The first problem with braid is that the stuff forms a coating of copper
oxide around each strand that is nonconductive. This coating makes each wire
like a individual conductor with a resistance according to its gage. Now think
of the flexing due to vibration, heat cycling, or any other thing which will
cause the strands to rub against each other thus breaking the copper oxide
surface. The crossover points of the braid will be alternatively be conducting
and then reoxidizing to nonconducting state. This makes all the strands at
different resistances which when the 20,000 to 200,000 amp surge hits them will
cause some of them to take more of the current than others and vaporize. An
avalanche effect occurs and you have meltdown and arcs.
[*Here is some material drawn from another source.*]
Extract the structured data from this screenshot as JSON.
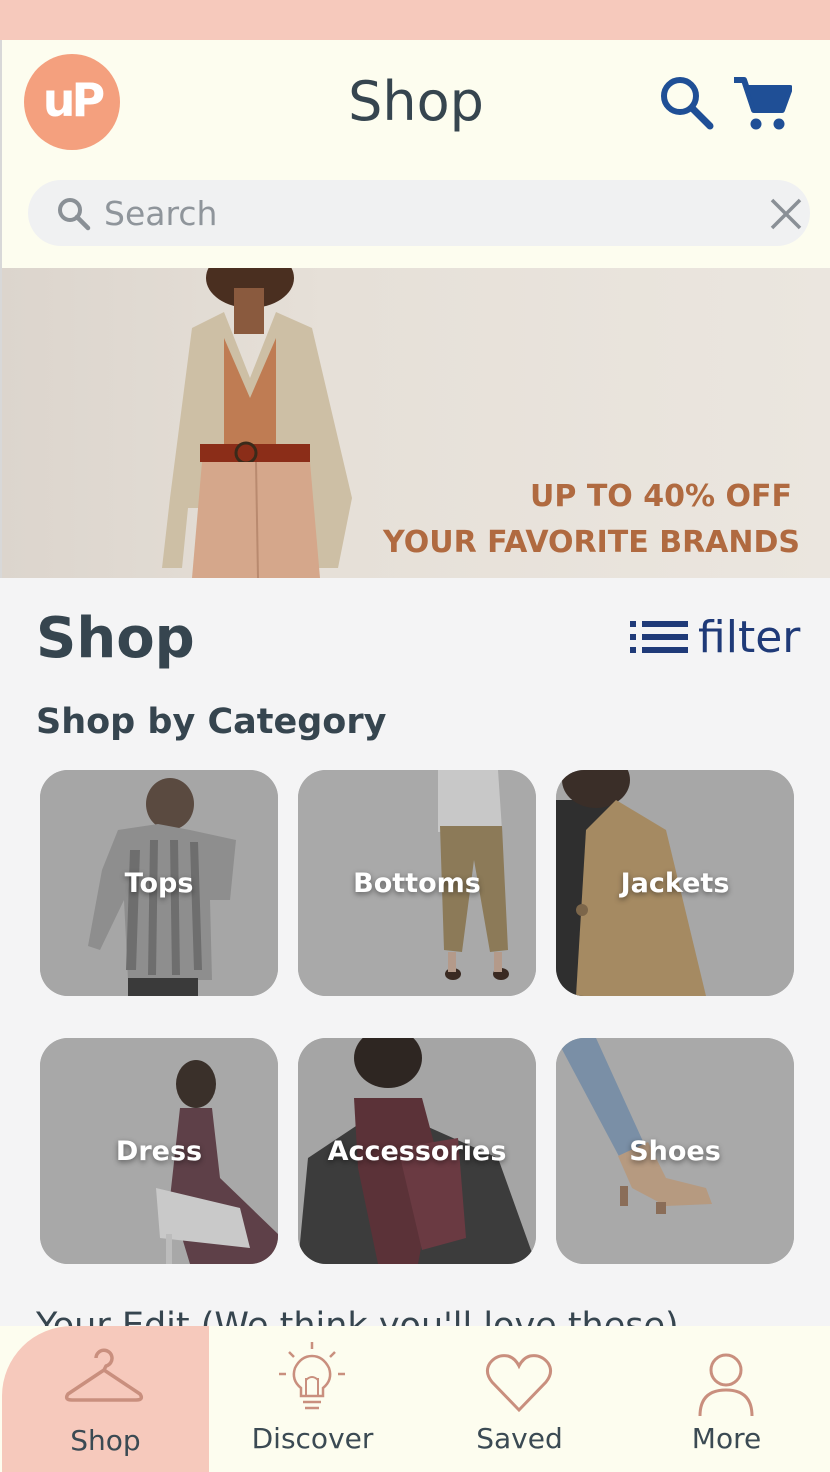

Second we have the idea that all the current will travel on surface with the
skin effect. This is true for normal current amounts but at the current levels
of lightning there are not enough free electrons at accommodate the current
flow and the conductor depth comes into account. If not enough depth is
available the current has to flow outside of the conductor in a arc as there is
no where for all those electrons to go.
The use of braided strapping to protect ammunition was to prevent a static
discharge from detonating the charges not the high current of lightning. In the
workers minds they thought it was for lightning but all you can do with
lightning is shunt the current, not stop flow. Even if you shunt 99% of current
there is enough voltage to arc at even micro amps which is enough to make
fireworks out of your munitions. The only safe place was inside of conductive
box with lid closed. (i.e. ammo boxes, metal lined bunkers, etc.)
That leaves us with either large stranded (each strand #12 or larger) or
solid conductors. Even solid has enough flex to allow a fold-over to work if
you disconnect(or never use ) the ground opposite the hinge.
Save your braid for your indoor station ground applications.